Beyond its extremely misguided script, which relies heavily on awkward and overlong running gags as well as extraordinarily thin characterisations, while I can’t say that it’s a horribly-made movie, it is definitely a very bland-looking one. It should be of little surprise that not only is director Tim Hill behind a number of similarly juvenile family films like Hop, Max Keeble’s Big Move and the first Alvin and the Chipmunks movie, but that writers Tom J. Astle and Matt Ember predominantly come from sitcom backgrounds, having previously worked on shows like Coach and Bless This House. Together, their stale sense of humour and unambitious style give this low-stakes movie the look of a dated sitcom from the late 90s to the early 2000s, with jokes that land about as well as some of Chuck Lorre’s worst material.
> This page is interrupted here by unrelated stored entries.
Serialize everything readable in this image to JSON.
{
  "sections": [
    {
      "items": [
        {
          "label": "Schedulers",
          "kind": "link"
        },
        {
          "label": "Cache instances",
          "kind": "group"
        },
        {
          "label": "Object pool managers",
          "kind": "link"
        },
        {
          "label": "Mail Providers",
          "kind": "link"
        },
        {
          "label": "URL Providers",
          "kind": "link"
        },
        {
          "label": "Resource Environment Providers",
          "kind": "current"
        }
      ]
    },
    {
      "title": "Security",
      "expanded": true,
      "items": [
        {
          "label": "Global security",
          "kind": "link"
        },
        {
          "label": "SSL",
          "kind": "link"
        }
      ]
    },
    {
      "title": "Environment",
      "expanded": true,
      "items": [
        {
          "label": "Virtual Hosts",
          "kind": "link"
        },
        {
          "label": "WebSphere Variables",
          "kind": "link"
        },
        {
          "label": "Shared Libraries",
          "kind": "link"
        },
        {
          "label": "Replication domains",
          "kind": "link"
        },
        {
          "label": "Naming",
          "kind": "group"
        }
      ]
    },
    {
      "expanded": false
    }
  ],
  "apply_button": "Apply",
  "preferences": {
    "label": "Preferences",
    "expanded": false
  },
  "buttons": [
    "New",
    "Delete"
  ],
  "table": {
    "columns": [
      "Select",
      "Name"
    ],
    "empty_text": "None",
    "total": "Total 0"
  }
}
There is very little sincerity on display in this filmmaking as well as most of the performances – again, I cannot stress enough that Uma Thurman, a great actress in her own right, is absolutely awful in this movie – with one of the very few bright spots being the appearance of Christopher Walken in a small supporting role, at his most Christopher Walken-iest which includes him dressing up in a hoodie and bling at one point, in a sight so bizarre you have no choice but to chortle.

I am very tempted to give this my second-ever F-grade, because it truly is a horrendously misjudged and woefully unfunny movie that’s very difficult to sit through, but I’ll bump it up one grade only because, at the very least, there is a twisted thought in my head that someone will see this, hate it even more than I did, and unironically declare war against everyone who worked on it – and that gives me more laughter and satisfaction than anything in the actual movie.


The War With Grandpa is an awful, woefully misguided family comedy filled with unlikeable characters and painfully unfunny slapstick that grows disturbingly more dangerous as it goes along, mixed in with some exceptionally bland filmmaking and good actors giving some truly awful performances that are almost enough to declare war over.

The War With Grandpa is now available on Amazon Prime Video.